Schwinger and Thirring models at finite chemical potential and temperature

Abstract

The imaginary time generating functional Z for the assless Schwinger model at nonzero chemical potential mu and temperature T is studied in a torus with spatial length L. The lack of Hermiticity of the Dirac operator gives rise to a nontrivial μ- and T-dependent phase J in the effective action. When the Dirac operator has no zero modes (trivial sector), we evaluate J, which is a topological contribution, and we find exactly Z, the thermodynamical partition function, the boson propagator and the thermally averaged Polyakov loop.
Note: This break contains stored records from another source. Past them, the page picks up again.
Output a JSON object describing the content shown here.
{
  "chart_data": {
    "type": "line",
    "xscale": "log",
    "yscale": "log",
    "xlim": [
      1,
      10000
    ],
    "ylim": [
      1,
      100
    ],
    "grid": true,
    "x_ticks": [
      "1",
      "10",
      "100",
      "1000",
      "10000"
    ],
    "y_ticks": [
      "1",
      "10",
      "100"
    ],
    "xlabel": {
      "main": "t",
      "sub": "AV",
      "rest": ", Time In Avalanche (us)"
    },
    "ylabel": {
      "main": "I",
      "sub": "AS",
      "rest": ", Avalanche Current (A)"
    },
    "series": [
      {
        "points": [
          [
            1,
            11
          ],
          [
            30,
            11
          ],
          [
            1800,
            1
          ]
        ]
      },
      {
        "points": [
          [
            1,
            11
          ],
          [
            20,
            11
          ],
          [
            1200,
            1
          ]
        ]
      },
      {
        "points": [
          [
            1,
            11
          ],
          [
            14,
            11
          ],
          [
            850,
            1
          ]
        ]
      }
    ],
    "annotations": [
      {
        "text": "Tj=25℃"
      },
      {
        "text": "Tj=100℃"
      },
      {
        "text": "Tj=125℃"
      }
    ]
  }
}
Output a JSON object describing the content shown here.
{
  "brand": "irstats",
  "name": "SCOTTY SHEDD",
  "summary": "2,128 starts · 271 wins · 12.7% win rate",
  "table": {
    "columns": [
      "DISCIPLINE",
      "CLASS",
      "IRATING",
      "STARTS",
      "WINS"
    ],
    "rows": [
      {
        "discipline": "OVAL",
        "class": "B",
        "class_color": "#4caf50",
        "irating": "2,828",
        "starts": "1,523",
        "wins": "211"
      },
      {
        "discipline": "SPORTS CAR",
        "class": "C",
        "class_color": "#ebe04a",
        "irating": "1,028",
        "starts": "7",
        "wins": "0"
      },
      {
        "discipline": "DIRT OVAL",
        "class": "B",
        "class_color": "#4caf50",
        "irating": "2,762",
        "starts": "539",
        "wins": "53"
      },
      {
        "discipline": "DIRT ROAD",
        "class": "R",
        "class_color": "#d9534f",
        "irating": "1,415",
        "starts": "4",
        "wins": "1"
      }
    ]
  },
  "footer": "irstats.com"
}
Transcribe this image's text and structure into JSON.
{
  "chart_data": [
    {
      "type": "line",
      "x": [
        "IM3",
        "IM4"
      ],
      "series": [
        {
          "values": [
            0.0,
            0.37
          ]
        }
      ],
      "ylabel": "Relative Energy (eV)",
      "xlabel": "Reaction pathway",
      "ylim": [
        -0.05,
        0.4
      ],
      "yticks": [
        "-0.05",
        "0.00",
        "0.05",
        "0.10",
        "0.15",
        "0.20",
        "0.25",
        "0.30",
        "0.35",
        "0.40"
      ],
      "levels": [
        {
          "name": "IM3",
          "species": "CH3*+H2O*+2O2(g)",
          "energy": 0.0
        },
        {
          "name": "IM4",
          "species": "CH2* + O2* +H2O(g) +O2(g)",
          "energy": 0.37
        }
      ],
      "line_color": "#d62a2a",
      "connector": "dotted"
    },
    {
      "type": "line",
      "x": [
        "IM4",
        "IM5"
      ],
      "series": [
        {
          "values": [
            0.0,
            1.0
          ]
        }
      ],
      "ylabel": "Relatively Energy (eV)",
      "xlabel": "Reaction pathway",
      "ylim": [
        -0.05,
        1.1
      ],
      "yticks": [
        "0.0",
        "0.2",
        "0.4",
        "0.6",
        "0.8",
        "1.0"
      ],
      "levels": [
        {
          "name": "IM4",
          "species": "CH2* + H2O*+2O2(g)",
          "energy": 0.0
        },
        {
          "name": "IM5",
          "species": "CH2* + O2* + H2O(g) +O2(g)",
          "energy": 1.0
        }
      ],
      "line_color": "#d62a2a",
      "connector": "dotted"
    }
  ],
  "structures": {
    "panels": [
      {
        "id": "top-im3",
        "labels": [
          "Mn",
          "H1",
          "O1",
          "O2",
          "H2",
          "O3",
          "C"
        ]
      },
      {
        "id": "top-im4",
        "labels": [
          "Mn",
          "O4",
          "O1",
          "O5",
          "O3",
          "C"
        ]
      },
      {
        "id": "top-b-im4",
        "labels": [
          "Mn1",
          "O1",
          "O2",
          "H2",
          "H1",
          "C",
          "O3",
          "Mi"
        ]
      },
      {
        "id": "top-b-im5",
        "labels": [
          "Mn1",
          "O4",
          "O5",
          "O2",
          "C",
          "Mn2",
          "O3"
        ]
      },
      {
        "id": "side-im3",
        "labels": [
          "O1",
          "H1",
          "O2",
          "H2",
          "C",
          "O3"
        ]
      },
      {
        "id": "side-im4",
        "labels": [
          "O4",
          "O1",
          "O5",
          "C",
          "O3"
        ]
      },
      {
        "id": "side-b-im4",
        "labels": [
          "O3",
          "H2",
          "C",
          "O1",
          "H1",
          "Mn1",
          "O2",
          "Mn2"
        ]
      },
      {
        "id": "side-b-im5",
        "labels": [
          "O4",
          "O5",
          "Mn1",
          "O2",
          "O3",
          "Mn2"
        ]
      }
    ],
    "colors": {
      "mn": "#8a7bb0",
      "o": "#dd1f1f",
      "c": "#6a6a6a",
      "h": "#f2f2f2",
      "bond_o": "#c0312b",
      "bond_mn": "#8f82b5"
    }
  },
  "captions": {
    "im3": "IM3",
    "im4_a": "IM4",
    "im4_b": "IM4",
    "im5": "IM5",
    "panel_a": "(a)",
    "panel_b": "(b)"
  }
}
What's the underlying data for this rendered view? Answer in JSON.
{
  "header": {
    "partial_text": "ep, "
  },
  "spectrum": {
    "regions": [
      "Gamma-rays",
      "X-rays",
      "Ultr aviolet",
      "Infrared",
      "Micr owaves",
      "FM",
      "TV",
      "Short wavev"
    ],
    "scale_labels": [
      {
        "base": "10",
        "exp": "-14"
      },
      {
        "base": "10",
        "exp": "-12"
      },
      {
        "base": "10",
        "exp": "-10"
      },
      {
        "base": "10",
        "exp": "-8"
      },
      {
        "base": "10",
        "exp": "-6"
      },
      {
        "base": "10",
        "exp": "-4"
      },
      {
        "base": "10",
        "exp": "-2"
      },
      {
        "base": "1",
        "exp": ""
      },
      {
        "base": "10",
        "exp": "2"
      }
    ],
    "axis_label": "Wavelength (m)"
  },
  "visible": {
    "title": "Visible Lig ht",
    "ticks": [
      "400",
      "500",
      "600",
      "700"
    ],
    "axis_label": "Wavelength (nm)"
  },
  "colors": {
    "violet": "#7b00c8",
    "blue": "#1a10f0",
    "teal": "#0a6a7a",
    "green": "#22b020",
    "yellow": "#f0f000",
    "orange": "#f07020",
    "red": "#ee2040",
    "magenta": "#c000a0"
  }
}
The μ-dependent contribution of the free partition function cancels exactly the nonperturbative one from J, for L→∞, yielding a zero charge density for the system, which bosonizes at nonzero μ. The boson mass is e/√π, independent of T and μ, which is also the inverse correlation length between two opposite charges. Both the boson propagator and the Polyakov loop acquire a new T- and μ -dependent term at L→∞,. The imaginary time generating functional for the massless Thirring model at nonzero T and μ is obtained exactly in terms of the above solution of the Schwinger model in the trivial sector. For this model, the μ dependences of the thermodynamical partition function, the total fermion number density and the fermion two- point correlation function are obtained. The phase J displayed here leads to our new results and allows us to complement nontrivially previous studies on those models.